きぬかつぎ

 里芋の皮をそのまま蒸し,その皮を剥いで食べる料理を「きぬかつぎ」(衣被き)と云う。

泥だらけでお世辞にもきれいとはいえない姿の里芋ですが、その独特のねっとり感とやわらかさは、和食のメニューには欠かせない野菜です。子供の頃「おやつ」として、小腹の空いたころに食べた塩味は今でも口元に残っていましたが、何できぬかつぎと云うんだろうと思っていましたが、本当に変な名前として頭に残っていました。

これは平安時代以降に登場しました女性が外出時に頭から被った布のことだそうです。その時代には婦女子が衣もしくは薄衣を頭から被るようになり、脱ぐことが簡単であることから衣被かづきになぞらえてそう呼ばれたようです。その背景として風や埃を防ぐ目的と共に、顔を人前に晒すのを恥とする意識があったとみられています。衣服には単に手で前方をつぼめるものと腰のあたりで帯を結ぶものがありました。

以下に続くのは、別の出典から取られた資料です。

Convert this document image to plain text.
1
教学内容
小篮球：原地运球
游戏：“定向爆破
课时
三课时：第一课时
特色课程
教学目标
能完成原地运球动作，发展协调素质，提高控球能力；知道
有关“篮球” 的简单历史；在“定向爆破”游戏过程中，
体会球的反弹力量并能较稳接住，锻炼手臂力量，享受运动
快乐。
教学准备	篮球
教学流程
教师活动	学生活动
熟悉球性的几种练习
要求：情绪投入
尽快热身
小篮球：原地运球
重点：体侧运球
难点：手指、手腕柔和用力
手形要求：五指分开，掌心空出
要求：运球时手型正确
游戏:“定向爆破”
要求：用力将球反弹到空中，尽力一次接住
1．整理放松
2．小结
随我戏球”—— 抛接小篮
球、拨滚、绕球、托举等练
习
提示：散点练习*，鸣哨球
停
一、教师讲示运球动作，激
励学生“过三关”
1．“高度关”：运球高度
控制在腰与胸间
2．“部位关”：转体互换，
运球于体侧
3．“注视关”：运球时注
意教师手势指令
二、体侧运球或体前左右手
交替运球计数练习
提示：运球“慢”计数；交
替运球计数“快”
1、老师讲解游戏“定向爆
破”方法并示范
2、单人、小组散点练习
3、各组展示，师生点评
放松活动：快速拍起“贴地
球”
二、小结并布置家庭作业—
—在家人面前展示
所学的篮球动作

里芋のぬめりは胃の粘膜や腸の働きを活発にし、血糖値や血中コレステロールを抑える働きがあると云われています。そのほか塩分の取りすぎを抑える効果や、足のむくみの防止にも効果があるそうです。しかも他の芋類に比べると低カロリーで女性にはお勧めの野菜であると云われています。料理の主役ではありませんが煮物には欠かせない一品すね

また里芋は親芋のまわりに子芋がついて、更に子芋のまわりに孫芋が連なるところから、子孫繁栄の縁起物とされています。そのため、里芋の煮物はおせち料理やお祝いの膳の定番となっていて重箱の中では欠かせない一品でもあります。